By building up an integrated security approach with clear and robust cyber security strategies, enterprises can improve their overall security posture across people, technology and processes. Gartner also highlighted the value of preventive security, having named consulting and outsourcing as the largest categories of spending on information security⁴.

Do your security tools and processes work when disaster strikes?

Investing in security tools and putting security processes in place is just the first step. What’s key is in knowing (for sure) that they work when disaster strikes.

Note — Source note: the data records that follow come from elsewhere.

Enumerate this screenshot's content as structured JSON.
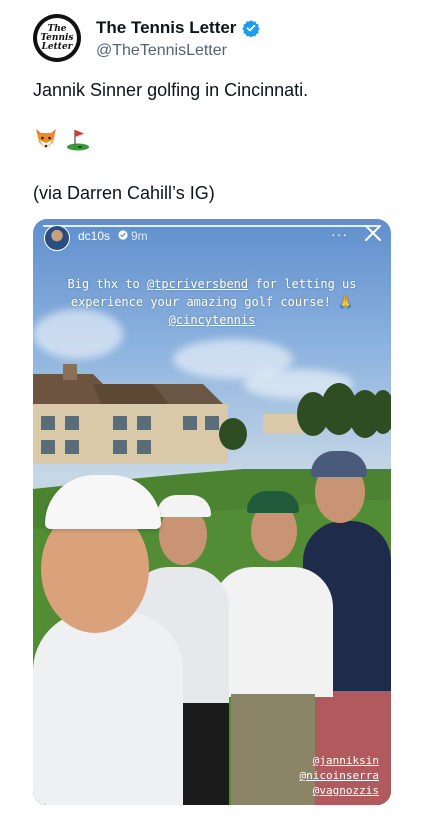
{
  "author": {
    "display_name": "The Tennis Letter",
    "handle": "@TheTennisLetter",
    "avatar_text": [
      "The",
      "Tennis",
      "Letter"
    ]
  },
  "tweet": {
    "text": "Jannik Sinner golfing in Cincinnati.",
    "emojis": [
      "🦊",
      "⛳"
    ],
    "via": "(via Darren Cahill’s IG)"
  },
  "story": {
    "user": "dc10s",
    "time": "9m",
    "more_glyph": "···",
    "caption_part1": "Big thx to ",
    "caption_mention1": "@tpcriversbend",
    "caption_part2": " for letting us experience your amazing golf course! ",
    "caption_emoji": "🙏",
    "caption_mention2": "@cincytennis",
    "tags": [
      "@janniksin",
      "@nicoinserra",
      "@vagnozzis"
    ]
  },
  "colors": {
    "verified": "#1d9bf0",
    "handle": "#536471",
    "text": "#0f1419"
  }
}
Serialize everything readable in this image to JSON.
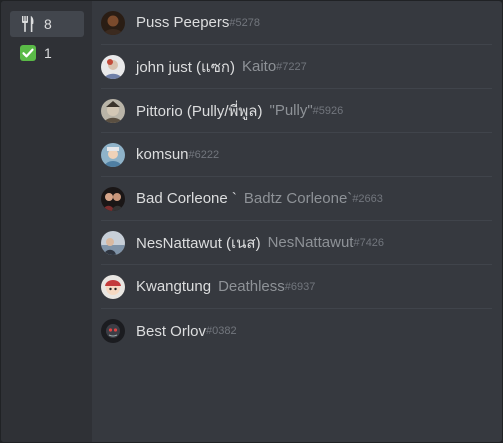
{
  "tabs": [
    {
      "icon": "fork-knife-icon",
      "count": "8"
    },
    {
      "icon": "check-mark-icon",
      "count": "1"
    }
  ],
  "members": [
    {
      "name": "Puss Peepers",
      "nick": "",
      "tag": "#5278"
    },
    {
      "name": "john just (แซก)",
      "nick": "Kaito",
      "tag": "#7227"
    },
    {
      "name": "Pittorio (Pully/พี่พูล)",
      "nick": "\"Pully\"",
      "tag": "#5926"
    },
    {
      "name": "komsun",
      "nick": "",
      "tag": "#6222"
    },
    {
      "name": "Bad Corleone `",
      "nick": "Badtz Corleone`",
      "tag": "#2663"
    },
    {
      "name": "NesNattawut (เนส)",
      "nick": "NesNattawut",
      "tag": "#7426"
    },
    {
      "name": "Kwangtung",
      "nick": "Deathless",
      "tag": "#6937"
    },
    {
      "name": "Best Orlov",
      "nick": "",
      "tag": "#0382"
    }
  ]
}
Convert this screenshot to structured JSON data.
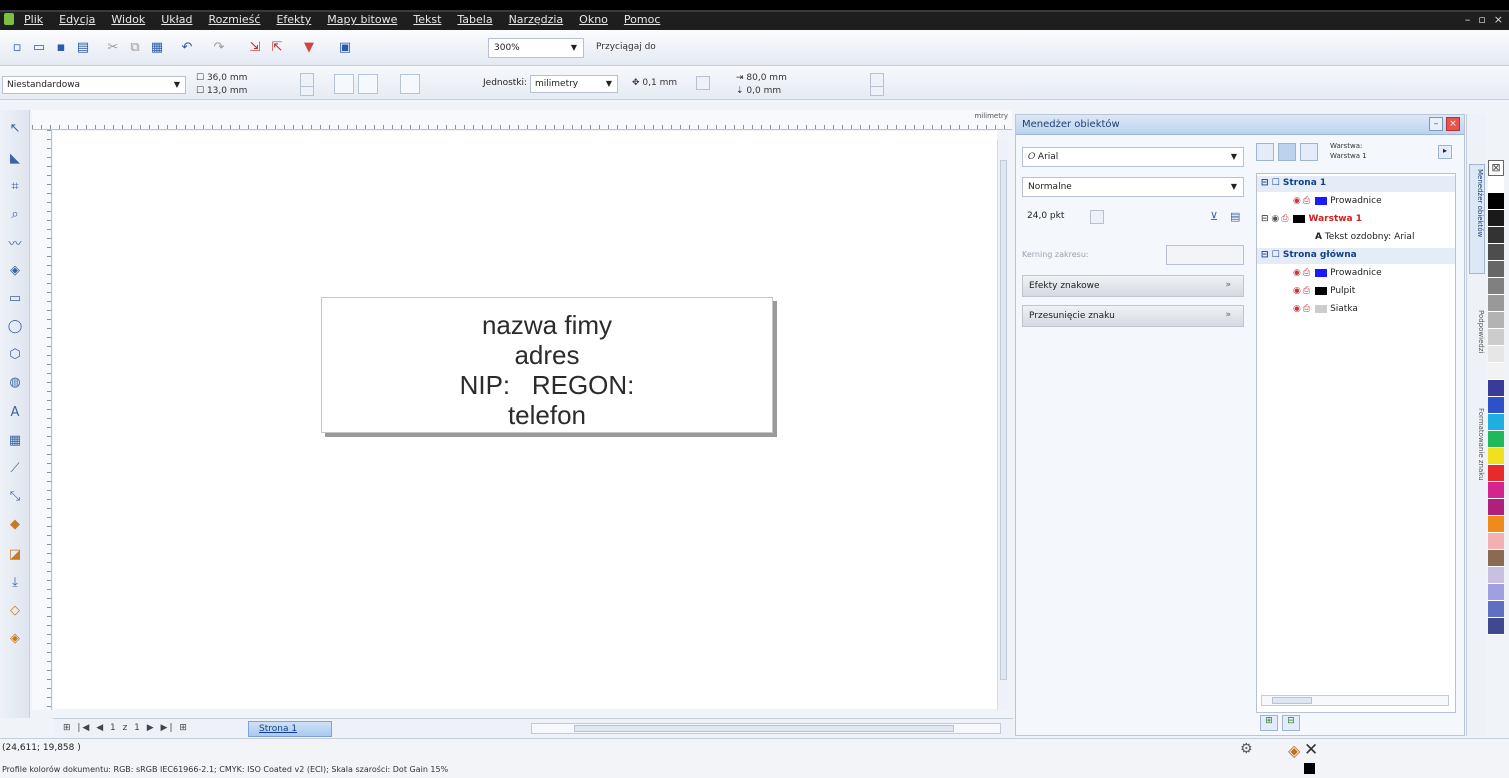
{
  "menubar": {
    "items": [
      "Plik",
      "Edycja",
      "Widok",
      "Układ",
      "Rozmieść",
      "Efekty",
      "Mapy bitowe",
      "Tekst",
      "Tabela",
      "Narzędzia",
      "Okno",
      "Pomoc"
    ],
    "window_controls": [
      "–",
      "▫",
      "×"
    ]
  },
  "standard_toolbar": {
    "zoom": "300%",
    "snap_label": "Przyciągaj do"
  },
  "property_bar": {
    "paper_size": "Niestandardowa",
    "width": "36,0 mm",
    "height": "13,0 mm",
    "units_label": "Jednostki:",
    "units_value": "milimetry",
    "nudge": "0,1 mm",
    "dup_x": "80,0 mm",
    "dup_y": "0,0 mm"
  },
  "ruler": {
    "unit": "milimetry"
  },
  "canvas": {
    "label_lines": [
      "nazwa fimy",
      "adres",
      "NIP:   REGON:",
      "telefon"
    ]
  },
  "page_bar": {
    "nav": "1 z 1",
    "page_tab": "Strona 1"
  },
  "status": {
    "coords": "(24,611; 19,858 )",
    "profiles": "Profile kolorów dokumentu: RGB: sRGB IEC61966-2.1; CMYK: ISO Coated v2 (ECI); Skala szarości: Dot Gain 15%"
  },
  "docker": {
    "title": "Menedżer obiektów",
    "font_name": "Arial",
    "font_style": "Normalne",
    "font_size": "24,0 pkt",
    "kerning_label": "Kerning zakresu:",
    "fx_sections": [
      "Efekty znakowe",
      "Przesunięcie znaku"
    ],
    "layer_label_title": "Warstwa:",
    "layer_label_value": "Warstwa 1",
    "tree": [
      {
        "kind": "page",
        "text": "Strona 1"
      },
      {
        "kind": "layer",
        "text": "Prowadnice",
        "color": "#1a1aff"
      },
      {
        "kind": "layer-active",
        "text": "Warstwa 1",
        "color": "#000000"
      },
      {
        "kind": "object",
        "text": "Tekst ozdobny: Arial"
      },
      {
        "kind": "page",
        "text": "Strona główna"
      },
      {
        "kind": "layer",
        "text": "Prowadnice",
        "color": "#1a1aff"
      },
      {
        "kind": "layer",
        "text": "Pulpit",
        "color": "#000000"
      },
      {
        "kind": "layer",
        "text": "Siatka",
        "color": "#cccccc"
      }
    ]
  },
  "vertical_tabs": [
    "Menedżer obiektów",
    "Podpowiedzi",
    "Formatowanie znaku"
  ],
  "palette": [
    "#ffffff",
    "#000000",
    "#1a1a1a",
    "#333333",
    "#4d4d4d",
    "#666666",
    "#808080",
    "#999999",
    "#b3b3b3",
    "#cccccc",
    "#e6e6e6",
    "#f2f2f2",
    "#3a3a9a",
    "#2d52c8",
    "#1faee0",
    "#1fb85a",
    "#f0e020",
    "#e82a2a",
    "#d6248e",
    "#b0207a",
    "#f08a1a",
    "#f4b0b0",
    "#8a6a50",
    "#c8c0e0",
    "#a0a0e0",
    "#6070c0",
    "#404890"
  ]
}
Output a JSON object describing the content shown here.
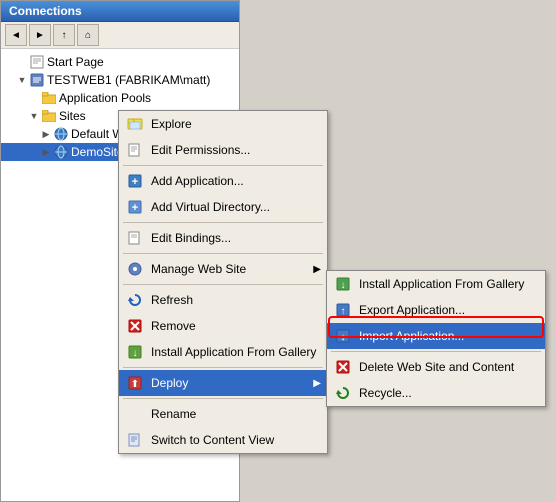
{
  "panel": {
    "title": "Connections",
    "toolbar": {
      "back_label": "◄",
      "forward_label": "►",
      "up_label": "↑",
      "home_label": "⌂"
    }
  },
  "tree": {
    "items": [
      {
        "label": "Start Page",
        "indent": "indent1",
        "expand": "",
        "icon": "page"
      },
      {
        "label": "TESTWEB1 (FABRIKAM\\matt)",
        "indent": "indent1",
        "expand": "▼",
        "icon": "server"
      },
      {
        "label": "Application Pools",
        "indent": "indent2",
        "expand": "",
        "icon": "folder"
      },
      {
        "label": "Sites",
        "indent": "indent2",
        "expand": "▼",
        "icon": "folder"
      },
      {
        "label": "Default Web Site",
        "indent": "indent3",
        "expand": "▶",
        "icon": "globe"
      },
      {
        "label": "DemoSite",
        "indent": "indent3",
        "expand": "▶",
        "icon": "globe",
        "selected": true
      }
    ]
  },
  "context_menu": {
    "items": [
      {
        "id": "explore",
        "label": "Explore",
        "icon": "explore",
        "has_arrow": false
      },
      {
        "id": "edit-permissions",
        "label": "Edit Permissions...",
        "icon": "page",
        "has_arrow": false
      },
      {
        "id": "sep1",
        "type": "separator"
      },
      {
        "id": "add-application",
        "label": "Add Application...",
        "icon": "blue-box",
        "has_arrow": false
      },
      {
        "id": "add-virtual-dir",
        "label": "Add Virtual Directory...",
        "icon": "blue-box",
        "has_arrow": false
      },
      {
        "id": "sep2",
        "type": "separator"
      },
      {
        "id": "edit-bindings",
        "label": "Edit Bindings...",
        "icon": "page",
        "has_arrow": false
      },
      {
        "id": "sep3",
        "type": "separator"
      },
      {
        "id": "manage-web-site",
        "label": "Manage Web Site",
        "icon": "gear",
        "has_arrow": true
      },
      {
        "id": "sep4",
        "type": "separator"
      },
      {
        "id": "refresh",
        "label": "Refresh",
        "icon": "refresh",
        "has_arrow": false
      },
      {
        "id": "remove",
        "label": "Remove",
        "icon": "red-x",
        "has_arrow": false
      },
      {
        "id": "install-gallery",
        "label": "Install Application From Gallery",
        "icon": "install",
        "has_arrow": false
      },
      {
        "id": "sep5",
        "type": "separator"
      },
      {
        "id": "deploy",
        "label": "Deploy",
        "icon": "deploy",
        "has_arrow": true,
        "highlighted": true
      },
      {
        "id": "sep6",
        "type": "separator"
      },
      {
        "id": "rename",
        "label": "Rename",
        "icon": "none",
        "has_arrow": false
      },
      {
        "id": "switch-content",
        "label": "Switch to Content View",
        "icon": "page",
        "has_arrow": false
      }
    ]
  },
  "submenu": {
    "items": [
      {
        "id": "install-gallery-sub",
        "label": "Install Application From Gallery",
        "icon": "green",
        "has_arrow": false
      },
      {
        "id": "export-app",
        "label": "Export Application...",
        "icon": "blue",
        "has_arrow": false
      },
      {
        "id": "import-app",
        "label": "Import Application...",
        "icon": "blue",
        "has_arrow": false,
        "highlighted": true
      },
      {
        "id": "sep1",
        "type": "separator"
      },
      {
        "id": "delete-web",
        "label": "Delete Web Site and Content",
        "icon": "red-x",
        "has_arrow": false
      },
      {
        "id": "recycle",
        "label": "Recycle...",
        "icon": "refresh",
        "has_arrow": false
      }
    ]
  },
  "highlight": {
    "label": "Import Application...",
    "circle_note": "red circle around Import Application"
  }
}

According to Cisco, more than 50% of companies are using from 6 to 50+ security vendors and products⁴, resulting in the complexity of managing siloed and disparate systems that cause compatibility issues.

A focused, holistic approach guided by cyber consulting expertise would help in 2 ways:

1. Simplify security management: Minimise investments in too many siloed security tools and reduce             the need to work with a myriad of vendors

2. Plan and execute a clear, robust cyber security programme across the entire threat lifecycle to                   build: preparedness, assessment, advisory, and response

Quiz: What is Your Security Readiness?

1. What are your reasons for investing in security solutions and services?

To ensure that our security tools and processes:

       – are compliant
– are effective in protecting against cyber-attacks that will affect our corporate credibility
– work as planned during a security incident

  2. Do you have an incident response plan in place?

  3. Have you tested:

       – your network/applications for vulnerabilities?

       – your incident response plan?

  4. Do you know how your security posture fares against the industry?

  5. Do you conduct regular cyber awareness training for your staff and management?

Recommendations: Boost Your Cyber Security Posture

Before a breach occurs: Check your cyber security readiness⁵

• People: Raise security awareness amongst your staff and management via tactical or executive security training programmes⁶ at Singtel’s Cyber Security Institute.
• Process: Check if your organisation is ready to identify and respond to security incidents. Develop detailed incident response plans, build an incident response team, simulate potential attacks, and more.
• Technology: Detect potential vulnerabilities in your applications via Vulnerability Assessment and Penetration Tests.
  

When you are breached: Incident response and forensics investigation

• Get first-responder help to assess the security incident, contain the security breach and perform detailed forensics examination to gather criminal evidence.

Always on: Continuous monitoring

• Always be cyber-prepared with sustained efforts before a breach occurs (above).
• Continuously monitor third-party risks with a non-intrusive, outside-in approach.

Rate your security posture against industry benchmarks and the competition.